Il terzo elemento significativo è quello del "martirio collettivo" di interi nuclei familiari. Mariti e mogli uccisi insieme, genitori con i bambini, e perfino dei nonni. Anche in questo caso non esiste paura, ma soltanto la consapevolezza di poter tornare ad abbracciarsi nel Regno dei Cieli.
Infine, un quarto aspetto significativo è quello dei Martiri che si sacrificano "per" la Famiglia. E cioè: offrono la loro vita per salvare qualcun altro, che ha moglie e figli da mantenere. Il caso più noto è quello di San Massimiliano Kolbe, che chiese di essere ucciso al posto di un padre di famiglia, in un campo di concentramento nazista.
Insomma, gli elementi di contatto tra il tema del Martirio e della Famiglia non mancano. Lo ha sottolineato anche Mons. Francisco De Assis Pereira, Vicario Generale e postulatore della Diocesi di Natal, nel corso del convegno sui primi testimoni della fede del Brasile, beatificati il 5 marzo da Giovanni Paolo II.
"Il messsaggio proposto dai martiri brasiliani del diciassettesimo secolo è di grande attualità per i giorni nostri - ha detto Mons. Francisco De Assis Pereira - Nelle loro storie possiamo trovare un grande richiamo alla valorizzazione della famiglia. Non a caso, tra i martiri brasiliani ci sono alcuni gruppi di famiglie. Furono uccisi Manuel Rodrigues Moura e sua moglie. E poi un nonno, Antonio Cid, con sua nipote e suo figlio. C'è un gruppo di otto giovani, guidati da Joao Martins, che scelsero la morte pur di non rinnegare il Signore. Infine, quattro bambini in tenera età che morirono insieme ai loro genitori, oltre ai tanti padri di famiglia.
I legami che unirono così fortemente queste persone, fino al dono supremo del martirio, ci ricordano il valore della famiglia come autentica ed insostituibile fonte di fede, generatrice di valori morali. La testimonianza di questi martiri può rappresentare un esempio eloquente per le nostre famiglie di oggi".

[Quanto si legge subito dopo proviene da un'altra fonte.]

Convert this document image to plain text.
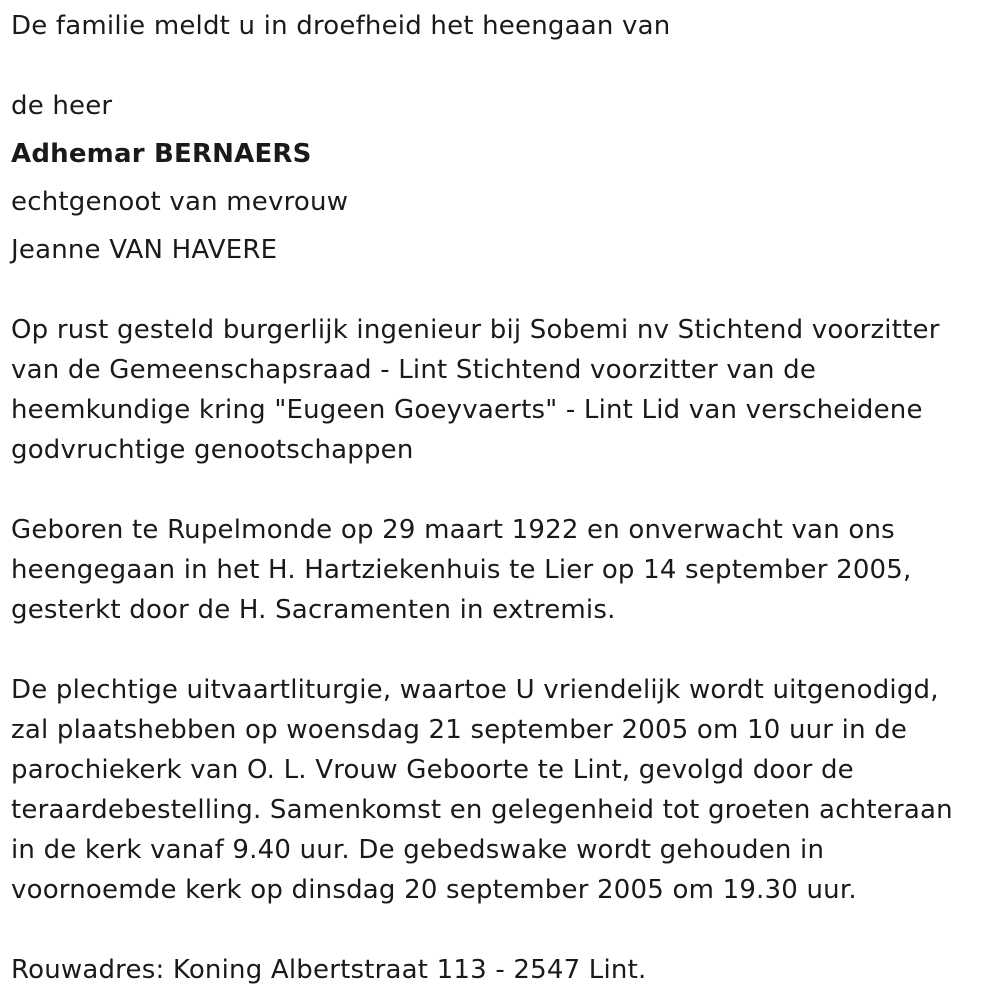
De familie meldt u in droefheid het heengaan van
de heer
Adhemar BERNAERS
echtgenoot van mevrouw
Jeanne VAN HAVERE
Op rust gesteld burgerlijk ingenieur bij Sobemi nv Stichtend voorzitter
van de Gemeenschapsraad - Lint Stichtend voorzitter van de
heemkundige kring "Eugeen Goeyvaerts" - Lint Lid van verscheidene
godvruchtige genootschappen
Geboren te Rupelmonde op 29 maart 1922 en onverwacht van ons
heengegaan in het H. Hartziekenhuis te Lier op 14 september 2005,
gesterkt door de H. Sacramenten in extremis.
De plechtige uitvaartliturgie, waartoe U vriendelijk wordt uitgenodigd,
zal plaatshebben op woensdag 21 september 2005 om 10 uur in de
parochiekerk van O. L. Vrouw Geboorte te Lint, gevolgd door de
teraardebestelling. Samenkomst en gelegenheid tot groeten achteraan
in de kerk vanaf 9.40 uur. De gebedswake wordt gehouden in
voornoemde kerk op dinsdag 20 september 2005 om 19.30 uur.
Rouwadres: Koning Albertstraat 113 - 2547 Lint.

Anche la storia della persecuzione religiosa in Spagna è ricca di esempi di grande coraggio. Pensiamo al contadino Ismael Escrihuela Esteve, padre di tre figli. Durante il processo che fu costretto a subire, gli venne offerta la possibilità di salvare la vita, in cambio della rinuncia alla fede. Ma lui rifiutò, e prima di morire disse a sua moglie: "Non essere preoccupata. Ci rivedremo in cielo". La stessa sorte è toccata a tanti altri martiri spagnoli, come l'operaio Arturo Ros Montalt, padre di sei figli, o il costruttore Pascual Torres Lloret, padre di quattro figli, o la signora Sofia Ximenez, vedova, uccisa insieme ad uno dei suoi figli, alla sorella e alla figliastra, entrambe religiose Carmelitane Scalze.
Fra i tanti nomi, spicca quello di un impiegato in un negozio di profumeria di Madrid, Alfonso Muñoz Tejada, 53 anni, padre di cinque figli (alcuni di essi vivono ancora, ed hanno potuto raccontare i loro ricordi). Alfonso fu ucciso in seguito ad una denuncia degli impiegati di un'altra profumeria vicina, perchè faceva parte dell'Associazione dei Genitori Cattolici.
Insomma, la lista dei Martiri "con famiglia" potrebbe continuare all'infinito. Il Grande Giubileo del Duemila rappresenta un'occasione preziosa per interiorizzare e fare nostro il ricordo di queste persone. Per trovare in loro una nuova fonte di coraggio, di fede e di speranza per il domani.